Build an Automated Code Review Checklist from Team Standards with AI — AI Workflow

Use AI to extract coding standards from team docs, generate PR review checklists, and enforce them automatically on every pull request.

The Problem

A backend team of eight has coding standards documented across a Notion page, a CONTRIBUTING.md file, an old wiki article, and tribal knowledge in senior developers' heads. Code reviews are inconsistent — one reviewer catches naming convention violations, another focuses on error handling, a third waves everything through because they're in a rush.

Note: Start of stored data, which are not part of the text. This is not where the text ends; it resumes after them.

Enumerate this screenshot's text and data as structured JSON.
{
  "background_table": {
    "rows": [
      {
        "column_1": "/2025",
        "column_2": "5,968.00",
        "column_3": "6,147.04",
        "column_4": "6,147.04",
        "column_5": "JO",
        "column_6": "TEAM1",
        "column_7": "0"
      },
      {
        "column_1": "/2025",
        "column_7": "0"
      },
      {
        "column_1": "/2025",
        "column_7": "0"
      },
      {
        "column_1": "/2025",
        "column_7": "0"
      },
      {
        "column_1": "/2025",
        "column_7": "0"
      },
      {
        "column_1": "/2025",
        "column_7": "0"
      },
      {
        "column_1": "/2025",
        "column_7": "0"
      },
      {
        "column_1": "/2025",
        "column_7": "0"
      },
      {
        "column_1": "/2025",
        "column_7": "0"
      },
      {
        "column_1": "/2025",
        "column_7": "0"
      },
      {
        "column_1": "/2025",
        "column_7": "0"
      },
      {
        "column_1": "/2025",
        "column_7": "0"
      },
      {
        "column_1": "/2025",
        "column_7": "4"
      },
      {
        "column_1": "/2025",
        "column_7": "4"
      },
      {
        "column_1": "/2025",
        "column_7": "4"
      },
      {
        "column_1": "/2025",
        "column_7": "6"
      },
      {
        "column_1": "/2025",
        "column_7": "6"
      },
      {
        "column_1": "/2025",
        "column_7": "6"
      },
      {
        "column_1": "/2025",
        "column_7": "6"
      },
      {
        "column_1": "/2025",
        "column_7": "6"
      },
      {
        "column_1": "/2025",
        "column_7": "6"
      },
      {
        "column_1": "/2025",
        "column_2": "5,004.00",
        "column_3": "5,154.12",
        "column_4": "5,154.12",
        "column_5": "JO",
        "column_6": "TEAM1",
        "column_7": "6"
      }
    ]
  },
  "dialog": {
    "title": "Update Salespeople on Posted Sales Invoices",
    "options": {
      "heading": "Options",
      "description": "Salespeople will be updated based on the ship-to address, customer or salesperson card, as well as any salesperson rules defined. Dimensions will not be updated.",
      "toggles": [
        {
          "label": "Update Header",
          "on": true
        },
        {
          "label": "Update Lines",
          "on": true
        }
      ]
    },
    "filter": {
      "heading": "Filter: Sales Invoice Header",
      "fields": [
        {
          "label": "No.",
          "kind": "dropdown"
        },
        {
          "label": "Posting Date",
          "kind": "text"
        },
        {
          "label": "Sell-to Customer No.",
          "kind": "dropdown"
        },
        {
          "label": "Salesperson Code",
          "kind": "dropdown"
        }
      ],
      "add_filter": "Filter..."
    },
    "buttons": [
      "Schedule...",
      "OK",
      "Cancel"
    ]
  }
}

New hires have no idea what "our standards" actually look like because they're scattered across four places and half-contradictory. One document says "use console.log for debugging," another says "never use console.log, use the Logger class." Which one is right? Depends on who you ask. PRs get approved with logged passwords, missing input validation, and inconsistent error codes — because no single reviewer remembers every rule. Two weeks ago, a PR that logs the entire user object (including email and hashed password) passed review and made it to production. The standards exist on paper, just not in practice.

The Solution

Using the doc-parser, code-reviewer, and github skills, the workflow extracts every coding rule from scattered documentation, deduplicates and resolves contradictions, produces a unified checklist, and enforces it automatically on every PR with inline comments on violations. Reviewers stop being human linters and focus on what humans are actually good at: architecture decisions, business logic correctness, and code design.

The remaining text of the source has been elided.